Anche durante le chiusure dovute all’emergenza sanitaria i mercatini di quartiere degli agricoltori, tranne qualche mese di chiusura, sono rimasti attivi e funzionanti nelle consapevolezza della loro importante funzione sociale, economica e relazionale. Infatti c’è un’enorme di differenze tra un mercatino rionale ed un supermercato, ipermercato, o centro commerciale che dir si voglia; la prima, forse la più importante, a detta di molti, è risultata essere la fiducia che viene riposta nel mercante da cui si va solitamente a comprare, cosa che non si può invece riscontrare quando si compra in grosse strutture simbolo ormai della diffusa globalizzazione e spersonalizzazione di un certo tipo di commercio. In più, questi luoghi diventano anche un’occasione per i consumatori per fare acquisti di prodotti di stagione e di qualità legati al proprio territorio, ma non solo : per i tanti produttori agricoli, che praticano la vendita diretta, rappresentano anche un’opportuna boccata di ossigeno.

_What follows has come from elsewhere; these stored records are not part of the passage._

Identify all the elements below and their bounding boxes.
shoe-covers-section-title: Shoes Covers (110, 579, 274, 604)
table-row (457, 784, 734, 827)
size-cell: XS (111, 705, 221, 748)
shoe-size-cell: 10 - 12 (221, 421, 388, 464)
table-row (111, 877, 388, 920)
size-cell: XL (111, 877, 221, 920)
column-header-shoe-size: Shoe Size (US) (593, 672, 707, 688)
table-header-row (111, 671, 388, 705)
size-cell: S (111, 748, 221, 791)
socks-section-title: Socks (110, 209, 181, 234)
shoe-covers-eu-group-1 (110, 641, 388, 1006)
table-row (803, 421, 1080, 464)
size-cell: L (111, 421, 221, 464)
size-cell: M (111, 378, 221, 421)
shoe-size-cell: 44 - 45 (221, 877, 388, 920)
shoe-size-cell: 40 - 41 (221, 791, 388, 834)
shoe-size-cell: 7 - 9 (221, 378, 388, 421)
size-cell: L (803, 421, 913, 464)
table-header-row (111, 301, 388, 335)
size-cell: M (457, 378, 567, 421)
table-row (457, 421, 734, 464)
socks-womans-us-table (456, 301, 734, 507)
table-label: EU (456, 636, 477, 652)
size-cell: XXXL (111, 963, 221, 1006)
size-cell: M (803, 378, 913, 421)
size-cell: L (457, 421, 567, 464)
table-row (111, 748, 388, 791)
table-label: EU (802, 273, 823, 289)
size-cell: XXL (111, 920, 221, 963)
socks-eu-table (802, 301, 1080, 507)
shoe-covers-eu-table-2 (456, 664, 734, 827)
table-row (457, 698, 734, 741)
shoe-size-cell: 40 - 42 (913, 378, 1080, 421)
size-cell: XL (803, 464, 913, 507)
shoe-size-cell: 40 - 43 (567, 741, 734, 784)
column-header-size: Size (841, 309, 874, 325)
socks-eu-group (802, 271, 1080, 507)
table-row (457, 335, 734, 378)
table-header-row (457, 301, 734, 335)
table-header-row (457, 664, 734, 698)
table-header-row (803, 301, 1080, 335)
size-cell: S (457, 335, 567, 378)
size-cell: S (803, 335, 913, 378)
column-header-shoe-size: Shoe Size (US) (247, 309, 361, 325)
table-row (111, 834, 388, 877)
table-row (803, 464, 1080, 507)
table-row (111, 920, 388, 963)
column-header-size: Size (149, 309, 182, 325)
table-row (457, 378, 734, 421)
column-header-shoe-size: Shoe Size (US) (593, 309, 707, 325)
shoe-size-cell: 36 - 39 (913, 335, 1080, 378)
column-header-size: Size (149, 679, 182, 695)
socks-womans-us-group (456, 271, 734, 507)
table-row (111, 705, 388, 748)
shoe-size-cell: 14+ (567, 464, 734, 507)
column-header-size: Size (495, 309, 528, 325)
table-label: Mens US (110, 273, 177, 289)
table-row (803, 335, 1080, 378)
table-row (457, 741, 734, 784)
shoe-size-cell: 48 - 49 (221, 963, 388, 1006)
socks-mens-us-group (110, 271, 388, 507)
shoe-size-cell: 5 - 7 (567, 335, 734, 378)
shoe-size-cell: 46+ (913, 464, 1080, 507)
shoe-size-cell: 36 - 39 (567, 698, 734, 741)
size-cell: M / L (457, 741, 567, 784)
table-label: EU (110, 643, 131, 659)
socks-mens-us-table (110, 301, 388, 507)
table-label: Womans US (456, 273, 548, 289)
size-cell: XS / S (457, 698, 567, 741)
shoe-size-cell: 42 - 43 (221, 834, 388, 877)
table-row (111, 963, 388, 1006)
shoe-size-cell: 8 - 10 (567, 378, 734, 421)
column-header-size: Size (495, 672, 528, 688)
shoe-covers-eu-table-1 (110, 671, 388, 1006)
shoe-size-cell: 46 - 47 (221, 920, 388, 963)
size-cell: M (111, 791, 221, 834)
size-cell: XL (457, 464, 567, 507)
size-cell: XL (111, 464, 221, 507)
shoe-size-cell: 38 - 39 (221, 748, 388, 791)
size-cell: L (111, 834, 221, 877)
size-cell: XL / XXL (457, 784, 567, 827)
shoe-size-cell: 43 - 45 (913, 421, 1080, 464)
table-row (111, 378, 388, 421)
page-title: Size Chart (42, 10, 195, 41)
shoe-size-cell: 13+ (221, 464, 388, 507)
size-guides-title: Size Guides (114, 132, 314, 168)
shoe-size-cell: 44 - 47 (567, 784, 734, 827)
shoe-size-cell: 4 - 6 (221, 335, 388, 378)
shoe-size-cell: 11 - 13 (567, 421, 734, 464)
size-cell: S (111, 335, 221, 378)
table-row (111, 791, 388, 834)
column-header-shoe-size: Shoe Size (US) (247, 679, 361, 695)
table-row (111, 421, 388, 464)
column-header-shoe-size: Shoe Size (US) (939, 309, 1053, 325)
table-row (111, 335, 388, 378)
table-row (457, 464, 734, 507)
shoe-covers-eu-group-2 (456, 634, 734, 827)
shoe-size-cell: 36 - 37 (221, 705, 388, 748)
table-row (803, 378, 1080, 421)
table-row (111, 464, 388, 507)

I mercatini, in una società umanistica, dovrebbero diventare un patrimonio collettivo, luoghi importanti per la vita sociale e culturale dei quartieri, realtà ed eventi da conservare e rilanciare a vantaggio della città .Disseminati nel territorio , oltre ad avere una notevole valenza interrelazionale, potrebbero diventare luoghi centrali per la partecipazione sociale nei quartieri.
E, soprattutto in questo momento di grave crisi delle lunghe filiere di approvvigionamento mondiali, la specificità propria del commercio ambulante, con reti di approvvigionamento corte, dislocate sul territorio prossimo, potrebbero costituire un elemento di garanzia di continuità delle merci e di contenimento dei prezzi.